ヨガインストラクターの年収は「埋まるか・戻ってくるか」で決まる|正社員・フリーランス・副業の収入の作り方
ヨガインストラクターの年収を平均額ではなく収入の構造から解説。正社員・フリーランス・業務委託・副業で給料がどう決まるか、そして最後は枠が「埋まるか(稼働率)・戻ってくるか(再来率)」で決まる理由まで、OREO編集部が整理します。
ヨガインストラクターの年収を調べると、「夢のある数字」から「ヨガだけでは食べていけない」まで、正反対の情報が並びます。どちらも一部は本当で、どちらも"あなたの年収"ではありません。
理由はシンプルで、ヨガインストラクターの収入は「平均」で語れないから。正社員・フリーランス・副業のどれで働くかで、給料も手取りも何倍も変わります。だからこの記事では、信じても意味のない平均額は出しません。代わりに、収入がどういう仕組みで生まれ、どこで詰まり、どうすれば増えるのか——その構造を、働き方別に分解します。
そして、最初にこの記事の結論をお伝えします。収入を本当に左右するのは、担当した本数の多さそのものではありません。その枠が「埋まるか」、そしてその人が「次も戻ってくるか」です。同じ1本でも、毎回満席で常連が戻ってくる枠と、空きが目立つ枠とでは、数か月後に任される時間帯も、時給の見直しも、まるで変わってきます。スタジオは、部屋を埋めて生徒をつなぎとめる人に、良い枠と昇給を渡すからです。本記事は、この「稼働率」と「再来率」を軸に、収入の作り方を読み解いていきます。
なお、業界そのものの飽和や厳しさ、ヨガで生計を立てる全体像が気になる方は、ヨガインストラクターになる前に知っておきたいほんとのところと、ヨガインストラクターの現実とは?年収や業界の様子に整理しています。本記事は「収入をどう作るか」に絞ります。
収入の土台:「単価 × 本数 − 経費」
どの働き方でも、収入はこの式に分解できます。
- 単価:レッスン1本あたりの報酬(雇用なら時給・レッスン給、フリーなら自分で設定する受講料)。
- 本数:月に担当できるレッスン数。ここに体力という上限があります。
- 経費:フリーほど大きい。会場費・交通費・保険・衣装・研修費、そして"無給の準備時間"。

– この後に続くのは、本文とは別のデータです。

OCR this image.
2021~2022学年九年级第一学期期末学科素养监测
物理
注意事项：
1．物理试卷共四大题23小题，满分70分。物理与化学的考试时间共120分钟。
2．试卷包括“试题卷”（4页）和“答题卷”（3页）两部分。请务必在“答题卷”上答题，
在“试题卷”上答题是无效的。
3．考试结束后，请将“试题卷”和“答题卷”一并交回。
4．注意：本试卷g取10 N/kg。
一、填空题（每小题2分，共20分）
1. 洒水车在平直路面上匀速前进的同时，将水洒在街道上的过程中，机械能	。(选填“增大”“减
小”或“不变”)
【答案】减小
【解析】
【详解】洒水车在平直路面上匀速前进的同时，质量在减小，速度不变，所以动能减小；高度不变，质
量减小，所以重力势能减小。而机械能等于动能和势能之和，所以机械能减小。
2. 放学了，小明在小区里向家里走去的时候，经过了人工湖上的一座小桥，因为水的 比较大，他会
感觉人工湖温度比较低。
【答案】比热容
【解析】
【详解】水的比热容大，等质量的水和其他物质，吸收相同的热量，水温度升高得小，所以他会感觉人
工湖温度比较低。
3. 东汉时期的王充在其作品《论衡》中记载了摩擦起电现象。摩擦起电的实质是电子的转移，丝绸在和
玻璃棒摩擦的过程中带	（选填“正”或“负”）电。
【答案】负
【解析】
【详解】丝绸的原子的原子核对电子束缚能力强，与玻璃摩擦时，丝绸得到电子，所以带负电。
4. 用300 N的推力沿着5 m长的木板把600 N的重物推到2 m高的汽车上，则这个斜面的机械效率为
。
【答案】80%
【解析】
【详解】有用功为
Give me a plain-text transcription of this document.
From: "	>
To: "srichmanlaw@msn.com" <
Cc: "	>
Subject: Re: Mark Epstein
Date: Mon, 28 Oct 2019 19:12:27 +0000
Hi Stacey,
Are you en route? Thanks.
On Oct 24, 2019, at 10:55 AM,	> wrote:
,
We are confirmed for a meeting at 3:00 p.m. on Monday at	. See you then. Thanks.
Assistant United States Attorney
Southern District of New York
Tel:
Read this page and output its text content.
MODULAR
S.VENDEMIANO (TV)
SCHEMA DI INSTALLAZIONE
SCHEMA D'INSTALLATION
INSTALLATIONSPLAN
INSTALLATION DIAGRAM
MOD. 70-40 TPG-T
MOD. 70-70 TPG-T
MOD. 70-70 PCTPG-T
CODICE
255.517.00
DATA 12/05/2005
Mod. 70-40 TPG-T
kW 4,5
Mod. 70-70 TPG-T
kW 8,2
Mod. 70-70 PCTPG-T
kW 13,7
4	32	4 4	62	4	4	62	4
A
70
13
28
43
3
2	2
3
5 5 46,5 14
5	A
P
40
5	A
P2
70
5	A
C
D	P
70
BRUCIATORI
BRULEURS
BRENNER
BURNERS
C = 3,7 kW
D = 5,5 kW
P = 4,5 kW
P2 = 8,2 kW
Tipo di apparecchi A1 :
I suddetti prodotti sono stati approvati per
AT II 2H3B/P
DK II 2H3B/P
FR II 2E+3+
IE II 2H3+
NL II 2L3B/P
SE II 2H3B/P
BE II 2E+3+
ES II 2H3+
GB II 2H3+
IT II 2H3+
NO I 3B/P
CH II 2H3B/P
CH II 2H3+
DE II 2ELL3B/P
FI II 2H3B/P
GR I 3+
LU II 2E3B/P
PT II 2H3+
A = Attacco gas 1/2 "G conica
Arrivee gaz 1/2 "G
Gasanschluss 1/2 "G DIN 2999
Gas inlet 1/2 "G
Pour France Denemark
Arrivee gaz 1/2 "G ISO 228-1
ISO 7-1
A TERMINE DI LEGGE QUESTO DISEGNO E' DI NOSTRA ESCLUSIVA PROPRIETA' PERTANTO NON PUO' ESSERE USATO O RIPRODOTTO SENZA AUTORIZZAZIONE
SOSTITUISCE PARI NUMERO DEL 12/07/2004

ただし、単価と本数は「見えている入力値」にすぎません。同じ単価・同じ本数でも、その枠が埋まるかどうか、来た人が次も戻ってくるかどうかで、数か月後の収入は別物になります。だから収入設計は、本数を増やす前に、「埋まる枠・戻ってくる枠をどう作るか」から考えます。「時給は悪くないのに手取りが少ない」と感じるときは、たいてい本数の上限か経費、あるいは枠の埋まり方が効いています。
働き方別:収入はこう決まる
| 働き方 | 収入の決まり方 | 強み | 弱み・リスク |
|---|---|---|---|
| 正社員・契約(スタジオ) | 固定給+手当(賞与の有無はスタジオ次第) | 収入が安定・集客はスタジオ任せ | 上限が読める・自由度は低め |
| 業務委託(レッスン単位) | 1レッスン単価 × 担当本数 | 掛け持ちで本数を増やせる | 本数=体力が天井・代講リスク |
| フリー(自宅・レンタル・出張) | 自分で設定した受講料 − 会場費等の経費 | 単価・自由度が高い | 集客が自己責任・空き枠は無収入 |
| 副業 | 本業の収入 + レッスン分 | リスクが小さく始めやすい | 稼働時間が限られる |
多くの人は、まず正社員や業務委託で経験と単価の土台を作り、指名や専門性がついてからフリー比率を上げる、という積み上げ方をします。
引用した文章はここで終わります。